A yellow jacket: what a great find to produce images. A digital uplifting: what amazingly innovative material to make up a series. Viewers guaranteed. Commentators, from the right, from the left, from nowhere, babble about or celebrate the movement’s "freshness", the "new form of participatory democracy" or even the "awakening of the people" it embodies. On Saturday 17 at dawn, special editions announced the day before were reporting the protest in real time - something unseen before in France’s history for a social movement.
A group of individuals who do not fit into the ordinary categories used by political observers and commentators. They come both from the left and from the right. They are both apolitical and ultra (three kinds of ultra: ultra-right, ultra-left and ultra-violent, who take advantage of the opportunity to break whatever can be broken).
But above all, they are "people" as the media say, or even "the people", to use the words of the far-left party La France Insoumise. Among them are many women. Motorists who cannot do without their cars to go to work - but not only. Employees, self-employed, retired people, who earn little more and often less than the median wage, i.e. €1,772 net of tax per month.
This is the "central people", declares Marine Le Pen, taking up an expression used by Jean-Luc Mélenchon during his presidential campaign meeting on the Cannebière high street in Marseille on 9 April 2017, in one of the lyrical declamations only he can deliver: "There you are, the central people, that which aspires to live from its work, from its inventions, from its poems, from its love of others". In truth, the notion of "central people" goes back a long way in French history, since it was already used in...1903, by a committee of Bonapartists who called themselves "Appel au peuple central" (literally, "call to the central people") .
A group of individuals, certainly not rich, yet not entirely poor, who feel forgotten by the Republic and who, according to polls, are supported by two thirds, if not three quarters, of the French people. How could anyone be against them?

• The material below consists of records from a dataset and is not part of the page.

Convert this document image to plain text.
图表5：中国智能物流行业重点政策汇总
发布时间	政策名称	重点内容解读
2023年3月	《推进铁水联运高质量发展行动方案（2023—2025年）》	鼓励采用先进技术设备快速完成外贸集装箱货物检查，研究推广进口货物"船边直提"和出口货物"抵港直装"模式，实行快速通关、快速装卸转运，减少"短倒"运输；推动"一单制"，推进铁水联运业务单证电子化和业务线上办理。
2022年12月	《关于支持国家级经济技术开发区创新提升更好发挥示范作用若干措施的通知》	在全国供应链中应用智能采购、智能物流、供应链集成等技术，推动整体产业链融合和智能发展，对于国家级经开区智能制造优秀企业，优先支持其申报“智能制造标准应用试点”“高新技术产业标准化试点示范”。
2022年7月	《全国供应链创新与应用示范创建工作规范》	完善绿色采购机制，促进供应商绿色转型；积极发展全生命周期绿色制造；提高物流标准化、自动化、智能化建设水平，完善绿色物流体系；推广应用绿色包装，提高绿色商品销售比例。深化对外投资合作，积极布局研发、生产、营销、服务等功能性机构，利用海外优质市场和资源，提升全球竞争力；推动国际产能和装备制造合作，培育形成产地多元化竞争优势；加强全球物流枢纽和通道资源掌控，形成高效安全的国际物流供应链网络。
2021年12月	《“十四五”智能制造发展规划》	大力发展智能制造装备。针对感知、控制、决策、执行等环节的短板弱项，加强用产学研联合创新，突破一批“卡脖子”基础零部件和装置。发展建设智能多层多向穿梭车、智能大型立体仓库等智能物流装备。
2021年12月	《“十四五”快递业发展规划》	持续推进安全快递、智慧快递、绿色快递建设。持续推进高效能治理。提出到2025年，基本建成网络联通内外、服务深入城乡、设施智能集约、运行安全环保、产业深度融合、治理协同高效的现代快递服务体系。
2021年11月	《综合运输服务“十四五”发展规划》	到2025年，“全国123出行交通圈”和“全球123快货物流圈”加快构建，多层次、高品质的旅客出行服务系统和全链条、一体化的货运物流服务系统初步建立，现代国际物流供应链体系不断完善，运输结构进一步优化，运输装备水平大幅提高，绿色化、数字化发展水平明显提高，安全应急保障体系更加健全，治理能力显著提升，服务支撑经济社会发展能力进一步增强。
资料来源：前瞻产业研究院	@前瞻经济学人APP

Most are - or feel like they are - the negation of something. Non-voters, non-demonstrators (until now), non-union members (no centralized trade union officially supports the movement), non-politicized, non-represented.

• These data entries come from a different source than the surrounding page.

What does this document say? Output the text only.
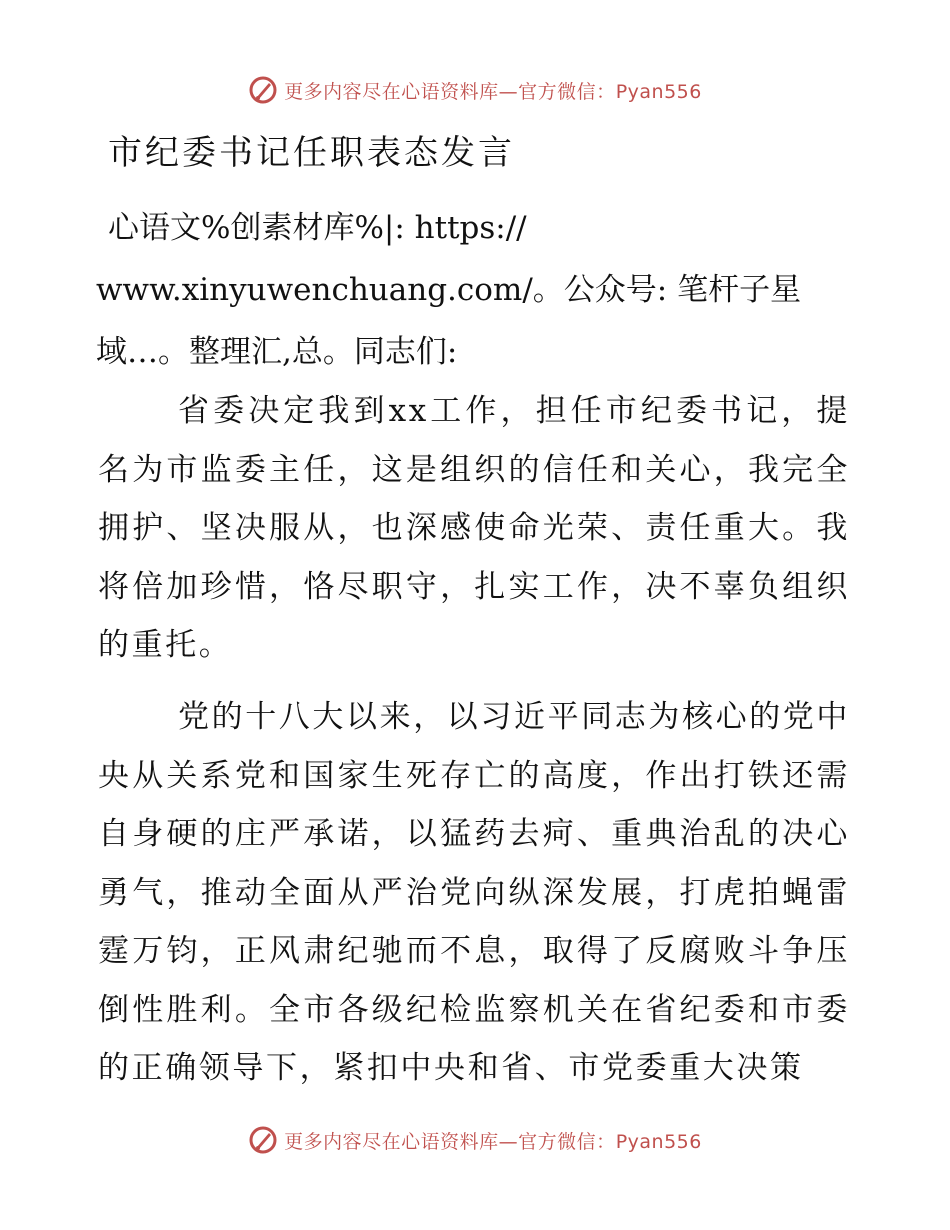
更多内容尽在心语资料库—官方微信：Pyan556
市纪委书记任职表态发言
心语文%创素材库%|: https://
www.xinyuwenchuang.com/。公众号: 笔杆子星
域…。整理汇,总。同志们:

省委决定我到xx工作，担任市纪委书记，提名为市监委主任，这是组织的信任和关心，我完全拥护、坚决服从，也深感使命光荣、责任重大。我将倍加珍惜，恪尽职守，扎实工作，决不辜负组织的重托。

党的十八大以来，以习近平同志为核心的党中央从关系党和国家生死存亡的高度，作出打铁还需自身硬的庄严承诺，以猛药去疴、重典治乱的决心勇气，推动全面从严治党向纵深发展，打虎拍蝇雷霆万钧，正风肃纪驰而不息，取得了反腐败斗争压倒性胜利。全市各级纪检监察机关在省纪委和市委的正确领导下，紧扣中央和省、市党委重大决策

更多内容尽在心语资料库—官方微信：Pyan556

What can we make of this diversity of angry outbursts? One option would be to sketch out a timeline.
- Phase 1. Rejection of increases in diesel and gasoline prices. No to the increase in fuel taxes.

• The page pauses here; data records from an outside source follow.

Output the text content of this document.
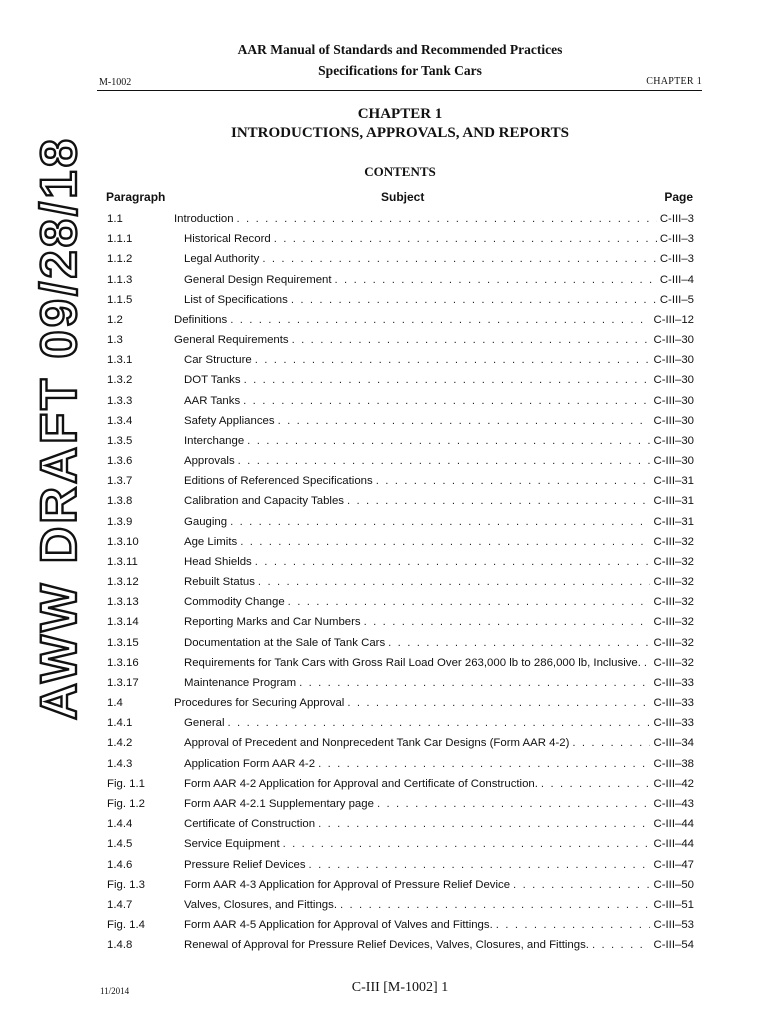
AAR Manual of Standards and Recommended Practices
Specifications for Tank Cars
M-1002	CHAPTER 1
CHAPTER 1
INTRODUCTIONS, APPROVALS, AND REPORTS
CONTENTS
Paragraph	Subject	Page
1.1	Introduction . . .	C-III–3
1.1.1	Historical Record . . .	C-III–3
1.1.2	Legal Authority . . .	C-III–3
1.1.3	General Design Requirement . . .	C-III–4
1.1.5	List of Specifications . . .	C-III–5
1.2	Definitions . . .	C-III–12
1.3	General Requirements . . .	C-III–30
1.3.1	Car Structure . . .	C-III–30
1.3.2	DOT Tanks . . .	C-III–30
1.3.3	AAR Tanks . . .	C-III–30
1.3.4	Safety Appliances . . .	C-III–30
1.3.5	Interchange . . .	C-III–30
1.3.6	Approvals . . .	C-III–30
1.3.7	Editions of Referenced Specifications . . .	C-III–31
1.3.8	Calibration and Capacity Tables . . .	C-III–31
1.3.9	Gauging . . .	C-III–31
1.3.10	Age Limits . . .	C-III–32
1.3.11	Head Shields . . .	C-III–32
1.3.12	Rebuilt Status . . .	C-III–32
1.3.13	Commodity Change . . .	C-III–32
1.3.14	Reporting Marks and Car Numbers . . .	C-III–32
1.3.15	Documentation at the Sale of Tank Cars . . .	C-III–32
1.3.16	Requirements for Tank Cars with Gross Rail Load Over 263,000 lb to 286,000 lb, Inclusive. . . . C-III–32
1.3.17	Maintenance Program . . .	C-III–33
1.4	Procedures for Securing Approval . . .	C-III–33
1.4.1	General . . .	C-III–33
1.4.2	Approval of Precedent and Nonprecedent Tank Car Designs (Form AAR 4-2) . . .	C-III–34
1.4.3	Application Form AAR 4-2 . . .	C-III–38
Fig. 1.1	Form AAR 4-2 Application for Approval and Certificate of Construction. . . .	C-III–42
Fig. 1.2	Form AAR 4-2.1 Supplementary page . . .	C-III–43
1.4.4	Certificate of Construction . . .	C-III–44
1.4.5	Service Equipment . . .	C-III–44
1.4.6	Pressure Relief Devices . . .	C-III–47
Fig. 1.3	Form AAR 4-3 Application for Approval of Pressure Relief Device . . .	C-III–50
1.4.7	Valves, Closures, and Fittings. . . .	C-III–51
Fig. 1.4	Form AAR 4-5 Application for Approval of Valves and Fittings. . . .	C-III–53
1.4.8	Renewal of Approval for Pressure Relief Devices, Valves, Closures, and Fittings. . . .	C-III–54
AWW DRAFT 09/28/18
11/2014	C-III [M-1002] 1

- Phase 2. Extension of the protest. Protesters’ discourse generally seems to reflect more of a revolt than specific claims. "I'm tired of being powerless. What future will my child have?" wrote a protestor on his vest."The elites talk about the end of the world when we’re talking about the end of the month", proclaims another.
- Phase 3. Proliferation and radicalization of requests. No to taxes. No to the decline in purchasing power. No to elected representatives. No to the Assembly: yes to its dissolution. No to Macron: yes to his resignation.
- Phase 4. On 26 November, eight citizens - half spokespersons, half messengers - represented the "gilets jaunes" to discuss with the government and so-called "official communicators", in almost Macronian jargon.